In our study, perforin-positive cardiac inflammation was associated with worse outcome in a multivariate analysis adjusted for sex and age, recapitulating earlier findings by Escher et al. [49] Evidence of any type of cardiac inflammation in EMB, regardless of severity, was not associated with all-cause mortality in our population which was not preselected for high pretest probability of (post)myocarditis. Immunosuppressive therapy of virus-negative inflammatory cardiomyopathy has been investigated in the TIMIC study suggesting positive effects only in selected patients [50], a concept that is supported by the results of our study.

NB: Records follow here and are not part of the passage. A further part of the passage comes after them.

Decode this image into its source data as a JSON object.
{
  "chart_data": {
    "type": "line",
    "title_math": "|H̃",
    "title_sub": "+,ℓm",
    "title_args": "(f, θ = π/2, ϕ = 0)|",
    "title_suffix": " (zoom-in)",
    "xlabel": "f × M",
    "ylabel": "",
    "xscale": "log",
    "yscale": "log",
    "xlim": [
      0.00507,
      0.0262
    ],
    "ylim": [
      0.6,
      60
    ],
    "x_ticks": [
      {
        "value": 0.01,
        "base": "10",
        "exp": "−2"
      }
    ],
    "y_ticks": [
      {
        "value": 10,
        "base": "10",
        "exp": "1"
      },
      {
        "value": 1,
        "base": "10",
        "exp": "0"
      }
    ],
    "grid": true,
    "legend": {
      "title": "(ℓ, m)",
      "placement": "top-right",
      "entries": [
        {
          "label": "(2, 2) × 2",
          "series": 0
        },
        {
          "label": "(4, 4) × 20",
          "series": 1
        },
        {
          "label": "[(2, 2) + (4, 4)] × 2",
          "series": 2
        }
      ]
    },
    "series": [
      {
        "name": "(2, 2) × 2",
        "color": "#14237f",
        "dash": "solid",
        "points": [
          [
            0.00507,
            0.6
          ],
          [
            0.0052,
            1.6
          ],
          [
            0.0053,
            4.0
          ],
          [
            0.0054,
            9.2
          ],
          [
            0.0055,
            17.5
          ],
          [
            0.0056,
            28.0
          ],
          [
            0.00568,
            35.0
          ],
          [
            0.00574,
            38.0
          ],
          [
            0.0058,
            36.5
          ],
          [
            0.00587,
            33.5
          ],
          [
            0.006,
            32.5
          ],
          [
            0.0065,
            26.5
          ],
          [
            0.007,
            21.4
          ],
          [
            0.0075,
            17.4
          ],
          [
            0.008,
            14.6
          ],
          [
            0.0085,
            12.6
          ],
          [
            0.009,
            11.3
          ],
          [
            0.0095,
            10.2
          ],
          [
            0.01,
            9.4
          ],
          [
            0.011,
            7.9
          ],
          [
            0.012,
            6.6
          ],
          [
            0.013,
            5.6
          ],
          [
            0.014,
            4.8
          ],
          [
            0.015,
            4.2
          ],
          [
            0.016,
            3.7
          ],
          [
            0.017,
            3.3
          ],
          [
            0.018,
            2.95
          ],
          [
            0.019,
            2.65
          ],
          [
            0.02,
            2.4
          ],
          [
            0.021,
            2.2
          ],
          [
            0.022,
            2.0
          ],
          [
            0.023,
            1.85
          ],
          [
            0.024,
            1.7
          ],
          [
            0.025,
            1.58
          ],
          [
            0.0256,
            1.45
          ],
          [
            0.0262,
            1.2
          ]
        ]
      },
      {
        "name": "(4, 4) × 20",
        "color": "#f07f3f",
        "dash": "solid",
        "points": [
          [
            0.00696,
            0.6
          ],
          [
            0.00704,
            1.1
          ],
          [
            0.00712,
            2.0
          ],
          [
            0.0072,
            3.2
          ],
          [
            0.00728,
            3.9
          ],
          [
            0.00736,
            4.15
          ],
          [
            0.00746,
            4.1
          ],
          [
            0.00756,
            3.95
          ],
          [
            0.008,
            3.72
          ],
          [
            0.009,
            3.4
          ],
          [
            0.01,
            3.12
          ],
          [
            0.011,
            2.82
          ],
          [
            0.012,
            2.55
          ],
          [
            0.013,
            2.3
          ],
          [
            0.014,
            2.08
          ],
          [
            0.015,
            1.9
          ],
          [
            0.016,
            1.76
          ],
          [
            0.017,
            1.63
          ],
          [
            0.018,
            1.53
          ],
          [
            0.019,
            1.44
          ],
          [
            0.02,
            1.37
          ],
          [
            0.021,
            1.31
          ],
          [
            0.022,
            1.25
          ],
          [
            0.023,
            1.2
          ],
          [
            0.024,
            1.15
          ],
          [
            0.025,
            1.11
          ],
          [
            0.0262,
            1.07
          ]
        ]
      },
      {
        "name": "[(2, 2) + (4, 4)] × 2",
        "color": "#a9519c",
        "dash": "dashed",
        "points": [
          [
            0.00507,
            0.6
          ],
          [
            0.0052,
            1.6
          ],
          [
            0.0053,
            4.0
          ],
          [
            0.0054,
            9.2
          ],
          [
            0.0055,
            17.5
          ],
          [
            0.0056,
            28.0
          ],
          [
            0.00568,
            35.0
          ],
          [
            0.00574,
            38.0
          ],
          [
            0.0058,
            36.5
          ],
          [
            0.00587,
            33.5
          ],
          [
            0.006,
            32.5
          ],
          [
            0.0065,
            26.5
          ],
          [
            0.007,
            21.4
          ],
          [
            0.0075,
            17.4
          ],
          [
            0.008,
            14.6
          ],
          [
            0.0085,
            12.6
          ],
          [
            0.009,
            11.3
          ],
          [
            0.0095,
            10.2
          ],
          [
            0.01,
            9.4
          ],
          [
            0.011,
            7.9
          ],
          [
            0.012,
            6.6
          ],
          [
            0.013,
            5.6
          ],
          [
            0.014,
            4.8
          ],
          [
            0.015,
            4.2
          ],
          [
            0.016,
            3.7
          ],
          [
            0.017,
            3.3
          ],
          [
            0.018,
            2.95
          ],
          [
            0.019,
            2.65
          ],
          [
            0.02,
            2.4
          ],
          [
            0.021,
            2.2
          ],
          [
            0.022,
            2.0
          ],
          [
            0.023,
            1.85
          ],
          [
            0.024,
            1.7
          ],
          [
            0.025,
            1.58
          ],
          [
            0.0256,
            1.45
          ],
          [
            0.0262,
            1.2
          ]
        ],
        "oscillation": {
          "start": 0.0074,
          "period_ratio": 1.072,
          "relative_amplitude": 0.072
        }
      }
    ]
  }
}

Interestingly, patients with CA showed high 1- and 5-year mortality rates, and evidence of CA was independently associated with mortality in our population, even after multiple adjustments for possible confounders. As cardiac involvement has a major prognostic impact in amyloidosis, current staging systems incorporate the extent of cardiac involvement as measured by serum markers in both AL-CA [51‐53] and ATTR-CA [54]. Contemporary treatment options have significantly improved survival of patients not only with AL amyloidosis [55] but also with ATTR amyloidosis [56]. Survival of patients with ATTR-CA is significantly better in patients with early-stage ATTR-CA (> 100 months) compared to more advanced stages [57]. An early diagnosis is, therefore, mandatory in both AL-CA and ATTR-CA, a concept that is further supported by our study.

According to current guidelines, the diagnosis of HF requires the presence of symptoms and/or signs of HF as well as objective evidence of cardiac dysfunction [3]. The proposed diagnostic algorithm includes an evaluation of risk factors, symptoms and signs of HF, electrocardiogram, measurement of natriuretic peptides (i.e. NT-proBNP or BNP), as well as echocardiographic examination to stratify for HFrEF, HFmrEF and HFpEF. Further imaging modalities like cardiac magnetic resonance (CMR) as well as invasive testing (i.e. coronary angiography and endomyocardial biopsy) should only be considered under appropriate conditions. For example, invasive coronary angiography is solely recommended in patients with angina despite pharmacological therapy or symptomatic ventricular arrhythmias (class I, level of evidence B) and endomyocardial biopsy should be considered in patients with rapidly progressive HF despite standard therapy and a high probability of a specific diagnosis (class IIa, level of evidence C). In our study, indication to perform EMB was based on the EMB guidelines that date back to 2007 [4]. Given the potential impact of EMB on risk stratification and disease management of non-ischemic and non-valvular HF, the results of our study call for new prospective trials to test the usefulness of a holistic work-up of HF including EMB to increase the level of evidence.